A letter from Steve - Our Rector
The Army's recruitment campaign hit the headlines this week. Gone are the old-style
advertisements promoting physical endeavour, excitement and challenge. In are the
new ads, focusing on the emotional aspects of life, genuinely encouraging people
to join regardless of gender, faith and sexual orientation.
It's part of the Army's belonging campaign. The voices we hear are real people who
already serve in the armed forces. "Find where you belong" is the recurring tag line.
But already the ads are having a mixed reaction even before it is known if they working
to increase the numbers applying.
Yet it is clear that the Army is speaking to genuine concerns, responding to something
that is significant for people. As the Army's website says "A sense of belonging
may sound like a small thing. Yet it fuels you as much as food and water, because
it doesn't just feed your body, it feeds your mind and soul." A sense of belonging,
connecting with others, is what keeps people healthy, gives them value, brings them
hope and affirmation.
It got me thinking of our dining tables which only a few weeks ago would have been
piled high with the left over debris of Christmas. I reflected that in our homes
this table is a symbol of belonging. Over Christmas, regardless or your age, gender,
faith or sexual orientation, everyone is welcome. It's a space where we eat traditionally
and sometimes experimentally. It's a place where we laugh and weep, where we converse
lightly and deeply, seriously and ridiculously. It's a community space where everyone
can belong, knowing they will be taken seriously and loved unconditionally. Where
new ideas are explored, old ideas are revisited, new opportunities discussed, resolutions
When we invite people to gather around our table, in a way, we invite them to become
a part of our family. We invite them into our community, into a place where we can
love, cherish, rebuke and encourage one another. We invite them to a place of equality,
where each can have and use their own voice. We invite them to a safe place, a place
which allows both success and failure, sorrow and joy.
When I looked at my table, I reflected on the incidents where Jesus is found at a
table. It's never the food that it is remembered but the life stories that are reported.
In each of the "table" stories we find Jesus creating a space where people belong,
where they find new life, new purpose, new value.
My favourite is when Jesus invites himself to sit round Zacchaeus' table. This hated
taxman sits with Jesus, listens to Jesus, is part of the conversation. He discovers
that he is loved, and he is accepted regardless of who he is or what he has done.
He makes a radical resolution, and commits to a new behaviour: "Look, Lord! Here
and now I give half of my possessions to the poor, and if I have cheated anybody
out of anything, I will pay back four times the amount." – Luke 19 v8.
Belonging changes us. Belonging, the safe place in community with Jesus and others,
changed Zacchaeus from a greedy man into a generous man.
This year we are planning to be part of HOPE 2018 – it's a national movement that
is all about getting out into our community and inviting people to come along, and
to belong. Sometimes we will be inviting them to worship with us, especially at
Christmas, Easter or Harvest, and at other times to join us around the table for
some games, and a plate of curry, pie and peas, or hot pot.

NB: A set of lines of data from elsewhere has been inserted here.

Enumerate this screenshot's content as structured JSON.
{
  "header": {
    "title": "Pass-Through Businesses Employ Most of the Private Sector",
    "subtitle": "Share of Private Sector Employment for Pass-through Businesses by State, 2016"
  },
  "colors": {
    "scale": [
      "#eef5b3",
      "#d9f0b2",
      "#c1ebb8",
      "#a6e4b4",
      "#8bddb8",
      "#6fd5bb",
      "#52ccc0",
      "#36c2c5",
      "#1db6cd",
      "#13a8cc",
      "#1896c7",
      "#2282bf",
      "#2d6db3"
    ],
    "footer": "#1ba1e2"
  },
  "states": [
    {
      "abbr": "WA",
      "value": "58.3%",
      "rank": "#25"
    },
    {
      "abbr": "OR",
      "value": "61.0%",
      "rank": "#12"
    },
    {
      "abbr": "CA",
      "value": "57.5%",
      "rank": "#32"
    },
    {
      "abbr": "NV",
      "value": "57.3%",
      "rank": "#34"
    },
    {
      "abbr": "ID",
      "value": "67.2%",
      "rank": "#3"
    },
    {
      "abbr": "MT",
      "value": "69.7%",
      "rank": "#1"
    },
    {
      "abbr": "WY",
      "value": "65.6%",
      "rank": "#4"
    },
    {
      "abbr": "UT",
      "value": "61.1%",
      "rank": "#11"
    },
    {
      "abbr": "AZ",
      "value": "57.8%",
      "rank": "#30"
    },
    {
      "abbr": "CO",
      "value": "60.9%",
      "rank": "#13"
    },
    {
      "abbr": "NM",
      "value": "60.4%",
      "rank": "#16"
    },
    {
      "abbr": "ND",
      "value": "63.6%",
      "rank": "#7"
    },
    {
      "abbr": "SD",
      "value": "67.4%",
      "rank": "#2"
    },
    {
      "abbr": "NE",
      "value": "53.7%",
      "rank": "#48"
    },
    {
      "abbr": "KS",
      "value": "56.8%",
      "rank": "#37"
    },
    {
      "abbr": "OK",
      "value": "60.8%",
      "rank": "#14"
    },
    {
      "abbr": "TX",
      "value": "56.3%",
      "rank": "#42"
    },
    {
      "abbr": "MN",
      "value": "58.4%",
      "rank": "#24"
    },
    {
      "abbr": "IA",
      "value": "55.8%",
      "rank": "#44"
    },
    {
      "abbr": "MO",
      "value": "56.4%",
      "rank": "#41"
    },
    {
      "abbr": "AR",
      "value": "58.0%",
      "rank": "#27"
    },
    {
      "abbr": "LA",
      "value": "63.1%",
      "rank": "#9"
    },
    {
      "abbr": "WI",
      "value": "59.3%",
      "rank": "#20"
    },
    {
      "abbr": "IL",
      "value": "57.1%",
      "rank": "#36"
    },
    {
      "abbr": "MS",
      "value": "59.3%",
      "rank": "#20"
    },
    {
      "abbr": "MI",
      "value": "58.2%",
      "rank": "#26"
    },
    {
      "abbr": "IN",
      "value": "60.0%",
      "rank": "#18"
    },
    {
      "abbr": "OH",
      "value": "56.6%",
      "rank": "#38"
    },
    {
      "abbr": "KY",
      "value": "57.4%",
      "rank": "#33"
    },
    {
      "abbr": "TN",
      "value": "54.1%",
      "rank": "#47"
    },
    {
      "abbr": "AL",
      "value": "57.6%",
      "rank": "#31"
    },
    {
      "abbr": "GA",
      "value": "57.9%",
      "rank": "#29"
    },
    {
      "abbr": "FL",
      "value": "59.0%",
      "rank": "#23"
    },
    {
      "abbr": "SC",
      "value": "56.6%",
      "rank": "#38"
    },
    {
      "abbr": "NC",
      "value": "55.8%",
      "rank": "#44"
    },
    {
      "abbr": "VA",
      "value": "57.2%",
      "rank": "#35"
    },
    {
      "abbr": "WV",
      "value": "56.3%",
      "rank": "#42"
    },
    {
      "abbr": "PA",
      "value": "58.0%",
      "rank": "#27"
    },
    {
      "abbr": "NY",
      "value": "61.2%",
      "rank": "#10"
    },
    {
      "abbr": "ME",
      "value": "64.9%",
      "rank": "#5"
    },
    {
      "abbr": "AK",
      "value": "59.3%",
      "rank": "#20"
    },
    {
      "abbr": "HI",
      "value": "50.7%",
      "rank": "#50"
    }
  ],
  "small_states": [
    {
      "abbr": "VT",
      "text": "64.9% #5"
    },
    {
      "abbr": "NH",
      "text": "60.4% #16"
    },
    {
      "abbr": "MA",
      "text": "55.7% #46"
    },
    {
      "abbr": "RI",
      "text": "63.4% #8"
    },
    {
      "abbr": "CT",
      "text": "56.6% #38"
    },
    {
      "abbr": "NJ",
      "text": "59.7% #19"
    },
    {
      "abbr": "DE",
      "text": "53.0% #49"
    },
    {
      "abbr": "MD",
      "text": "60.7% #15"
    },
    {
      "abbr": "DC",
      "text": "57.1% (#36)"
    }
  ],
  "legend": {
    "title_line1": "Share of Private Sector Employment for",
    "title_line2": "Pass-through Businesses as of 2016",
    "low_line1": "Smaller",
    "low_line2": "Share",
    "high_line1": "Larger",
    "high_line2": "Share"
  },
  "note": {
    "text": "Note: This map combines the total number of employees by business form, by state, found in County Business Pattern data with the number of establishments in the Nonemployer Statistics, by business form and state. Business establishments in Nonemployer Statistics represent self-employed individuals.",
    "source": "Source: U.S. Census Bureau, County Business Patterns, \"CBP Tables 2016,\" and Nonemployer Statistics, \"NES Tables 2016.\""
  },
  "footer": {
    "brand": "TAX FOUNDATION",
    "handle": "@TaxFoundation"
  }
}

We may not see such radical change round our own tables that Jesus saw with Zacchaeus,
but during this year if we invite people to join us round our table, if we spend
time together, if we do life together, we can help create a sense of belonging.
I hope you will think and pray about the people around you that you might invite
to our church activities. And do keep praying that together we can make the space
to help people find where they belong?